Christian parents! what think you of this? When bending over the grave of a beloved child, with the cherished hope of meeting it in heaven, how would such intelligence as this startle you from your dream of reunion there, and cast a deep pall of desolation around your sorrowing hearts? Does not the parent’s faith forbid the intrusion of a doctrine so revolting as this? Though you have been in your home, the divinely appointed representative of your child, and in its baptism exercised faith in its behalf, on the ground of those natural and moral relations which the Lord has constituted between you and your child, yet in this startling dogma of the enemies of its baptism, you find a virtual denial of the existence of such moral relations and parental vicarage; yea, a denial of parental stewardship and of the religious ministry of the Christian home. The revulsion with which the Christian heart receives such a denial of infant baptism is at least a presumptive evidence against it. But we think enough has been said to lay the foundation of some practical comments upon the subject of Christian baptism.
If it is a fact that infants are proper subjects of baptism, then it is the duty of Christian parents to have them baptized. It is not only a duty, but a delightful privilege, to consecrate them to God in a perpetual covenant never to be forgotten, regarding them as the members of the kingdom of Christ, and so called to be God’s children by adoption and grace.
Their baptism involves many parental duties and responsibilities. If it is both a sign and a seal of the covenant of grace, and a means of grace, so that the parent’s faith, in their baptism, places the child in covenant relation to the Incarnate Word, through the life-giving Spirit, then it is plain that the parent is bound to secure for the child those blessings which that baptism contemplates, and which hang upon the exercise of a receiving faith.
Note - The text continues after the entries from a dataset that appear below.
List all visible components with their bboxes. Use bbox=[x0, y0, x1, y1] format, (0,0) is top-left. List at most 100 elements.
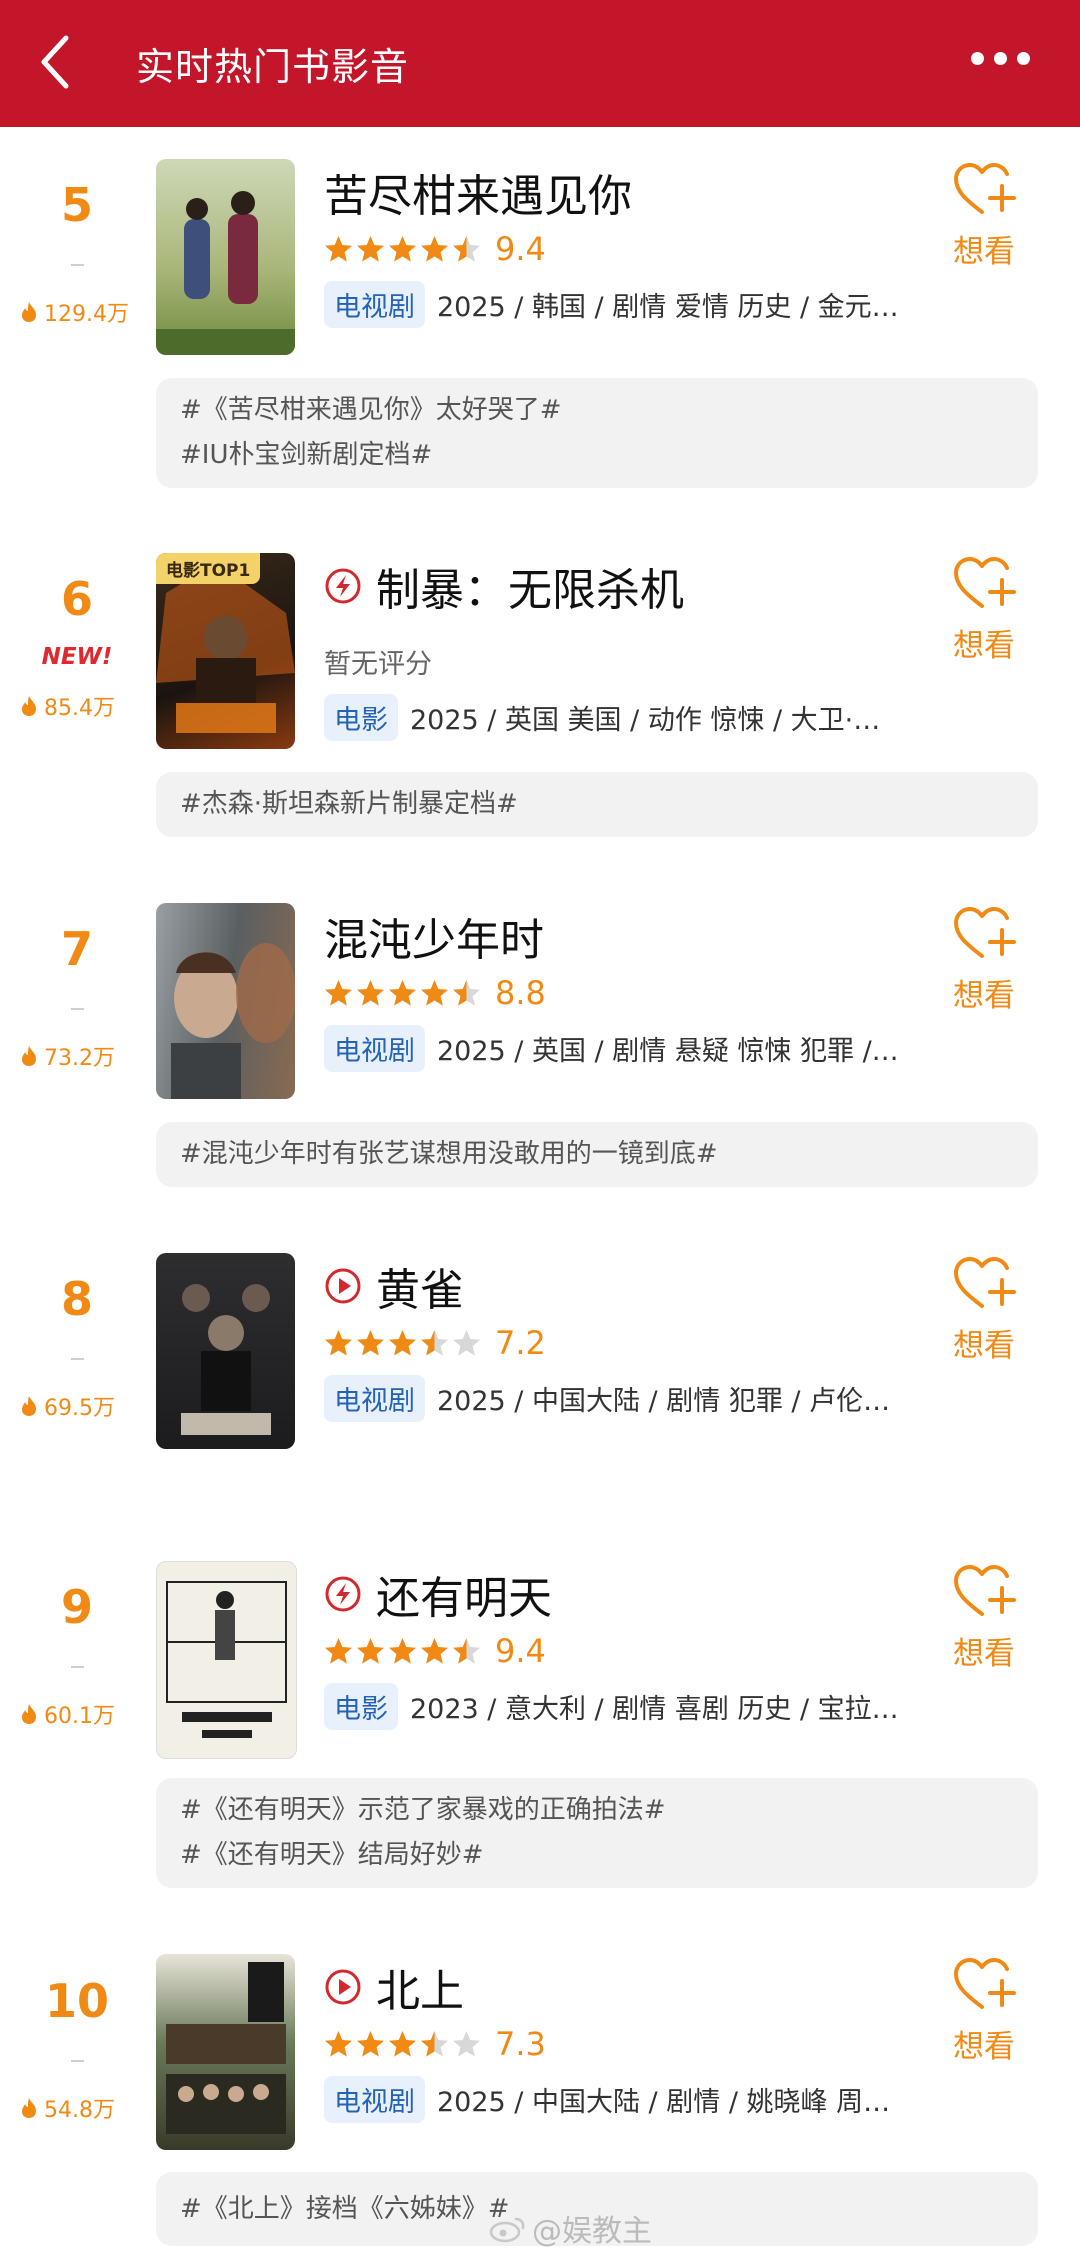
star-icon bbox=[421, 1330, 448, 1356]
heart-plus-icon bbox=[954, 1958, 1016, 2009]
star-icon bbox=[357, 1330, 384, 1356]
star-icon bbox=[357, 980, 384, 1006]
star-icon bbox=[325, 1638, 352, 1664]
star-icon bbox=[389, 236, 416, 262]
want-to-watch-button[interactable]: 想看 bbox=[944, 554, 1024, 665]
heat-value: 129.4万 bbox=[20, 296, 150, 328]
topic-link[interactable]: #《苦尽柑来遇见你》太好哭了# bbox=[180, 388, 1014, 433]
meta-info: 2025 / 英国 美国 / 动作 惊悚 / 大卫·… bbox=[410, 705, 881, 736]
topic-box[interactable]: #《苦尽柑来遇见你》太好哭了# #IU朴宝剑新剧定档# bbox=[156, 378, 1038, 488]
weibo-icon bbox=[489, 2217, 525, 2243]
star-icon bbox=[453, 1638, 480, 1664]
flame-icon bbox=[22, 696, 36, 716]
poster-image[interactable] bbox=[156, 903, 295, 1099]
star-icon bbox=[389, 980, 416, 1006]
topic-link[interactable]: #IU朴宝剑新剧定档# bbox=[180, 433, 1014, 478]
star-icon bbox=[421, 1638, 448, 1664]
rank-divider bbox=[71, 264, 84, 266]
flame-icon bbox=[22, 1046, 36, 1066]
meta-row: 电视剧 2025 / 中国大陆 / 剧情 犯罪 / 卢伦… bbox=[324, 1375, 890, 1422]
score: 7.2 bbox=[495, 1324, 546, 1362]
want-to-watch-button[interactable]: 想看 bbox=[944, 1955, 1024, 2066]
rank-number: 5 bbox=[60, 178, 93, 232]
rank-divider bbox=[71, 1358, 84, 1360]
topic-box[interactable]: #杰森·斯坦森新片制暴定档# bbox=[156, 772, 1038, 837]
star-rating bbox=[324, 1637, 481, 1665]
movie-icon bbox=[325, 568, 361, 604]
star-icon bbox=[357, 2031, 384, 2057]
flame-icon bbox=[22, 1704, 36, 1724]
page-title: 实时热门书影音 bbox=[136, 45, 410, 89]
topic-link[interactable]: #混沌少年时有张艺谋想用没敢用的一镜到底# bbox=[180, 1132, 1014, 1177]
want-to-watch-button[interactable]: 想看 bbox=[944, 904, 1024, 1015]
rating-row: 7.3 bbox=[324, 2025, 546, 2063]
meta-info: 2025 / 中国大陆 / 剧情 / 姚晓峰 周… bbox=[437, 2087, 891, 2118]
item-title[interactable]: 苦尽柑来遇见你 bbox=[324, 160, 632, 224]
heat-value: 54.8万 bbox=[20, 2092, 150, 2124]
meta-row: 电视剧 2025 / 中国大陆 / 剧情 / 姚晓峰 周… bbox=[324, 2076, 890, 2123]
heart-plus-icon bbox=[954, 557, 1016, 608]
poster-image[interactable] bbox=[156, 1253, 295, 1449]
topic-link[interactable]: #《还有明天》示范了家暴戏的正确拍法# bbox=[180, 1788, 1014, 1833]
star-icon bbox=[421, 980, 448, 1006]
meta-info: 2025 / 韩国 / 剧情 爱情 历史 / 金元… bbox=[437, 292, 899, 323]
meta-row: 电影 2025 / 英国 美国 / 动作 惊悚 / 大卫·… bbox=[324, 694, 880, 741]
poster-badge: 电影TOP1 bbox=[156, 553, 261, 584]
play-icon bbox=[325, 1969, 361, 2005]
star-icon bbox=[453, 236, 480, 262]
heat-value: 85.4万 bbox=[20, 690, 150, 722]
rank-divider bbox=[71, 1008, 84, 1010]
chevron-left-icon[interactable] bbox=[34, 30, 78, 94]
rating-row: 9.4 bbox=[324, 1632, 546, 1670]
star-icon bbox=[325, 236, 352, 262]
item-title[interactable]: 北上 bbox=[324, 1955, 464, 2019]
rating-row: 9.4 bbox=[324, 230, 546, 268]
star-icon bbox=[325, 1330, 352, 1356]
item-title[interactable]: 还有明天 bbox=[324, 1562, 552, 1626]
item-title[interactable]: 黄雀 bbox=[324, 1254, 464, 1318]
want-to-watch-button[interactable]: 想看 bbox=[944, 1254, 1024, 1365]
score: 9.4 bbox=[495, 230, 546, 268]
rank-number: 10 bbox=[44, 1974, 109, 2028]
star-icon bbox=[421, 2031, 448, 2057]
rank-number: 8 bbox=[60, 1272, 93, 1326]
meta-row: 电视剧 2025 / 英国 / 剧情 悬疑 惊悚 犯罪 /… bbox=[324, 1025, 899, 1072]
poster-image[interactable] bbox=[156, 1561, 297, 1759]
category-tag: 电影 bbox=[324, 1683, 398, 1730]
flame-icon bbox=[22, 1396, 36, 1416]
star-rating bbox=[324, 979, 481, 1007]
meta-row: 电影 2023 / 意大利 / 剧情 喜剧 历史 / 宝拉… bbox=[324, 1683, 899, 1730]
topic-box[interactable]: #《还有明天》示范了家暴戏的正确拍法# #《还有明天》结局好妙# bbox=[156, 1778, 1038, 1888]
topic-box[interactable]: #混沌少年时有张艺谋想用没敢用的一镜到底# bbox=[156, 1122, 1038, 1187]
category-tag: 电视剧 bbox=[324, 2076, 425, 2123]
star-icon bbox=[453, 980, 480, 1006]
item-title[interactable]: 制暴：无限杀机 bbox=[324, 554, 684, 618]
want-to-watch-button[interactable]: 想看 bbox=[944, 1562, 1024, 1673]
want-to-watch-button[interactable]: 想看 bbox=[944, 160, 1024, 271]
heart-plus-icon bbox=[954, 907, 1016, 958]
topic-link[interactable]: #《还有明天》结局好妙# bbox=[180, 1833, 1014, 1878]
star-rating bbox=[324, 2030, 481, 2058]
score: 8.8 bbox=[495, 974, 546, 1012]
no-rating-label: 暂无评分 bbox=[324, 649, 432, 680]
play-icon bbox=[325, 1268, 361, 1304]
category-tag: 电视剧 bbox=[324, 1375, 425, 1422]
heat-value: 60.1万 bbox=[20, 1698, 150, 1730]
watermark: @娱教主 bbox=[488, 2206, 652, 2250]
flame-icon bbox=[22, 2098, 36, 2118]
rank-number: 7 bbox=[60, 922, 93, 976]
item-title[interactable]: 混沌少年时 bbox=[324, 904, 544, 968]
poster-image[interactable] bbox=[156, 159, 295, 355]
new-badge: NEW! bbox=[41, 644, 113, 670]
category-tag: 电影 bbox=[324, 694, 398, 741]
meta-row: 电视剧 2025 / 韩国 / 剧情 爱情 历史 / 金元… bbox=[324, 281, 899, 328]
rank-number: 9 bbox=[60, 1580, 93, 1634]
star-icon bbox=[357, 236, 384, 262]
poster-image[interactable] bbox=[156, 1954, 295, 2150]
poster-image[interactable]: 电影TOP1 bbox=[156, 553, 295, 749]
score: 7.3 bbox=[495, 2025, 546, 2063]
star-icon bbox=[421, 236, 448, 262]
topic-link[interactable]: #杰森·斯坦森新片制暴定档# bbox=[180, 782, 1014, 827]
more-dots-icon[interactable] bbox=[971, 52, 1030, 65]
star-icon bbox=[453, 2031, 480, 2057]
This sacrament gives the child a churchly claim upon parental interposition in its behalf, in all things pertaining to its spiritual culture,—in a true religious training, in a proper direction in the use of the means of grace, in a holy Christian example. Here it is the parent’s duty to represent the church, to act for the church in religious ministrations to the child, to be the steward of the church in the Christian home, to rear up the child for a responsible membership.
No parent, therefore, who neglects the baptism of the child, can have “the answer of a good conscience towards God.” If we are satisfied to have our homes separate from the church; if we are satisfied with individualistic, disembodied, unassociated christianity,—a religion that owns no church, but which has its origin, root and maturity in the self-conscious activity of the individual, we may then neglect this duty. But in doing so, to be consistent, we must also discard the sister ordinance of the Lord’s supper, yea, all the churchly means of grace; yea, the church itself; for why repudiate one ordinance,—one idea of associated Christianity, and not all the others?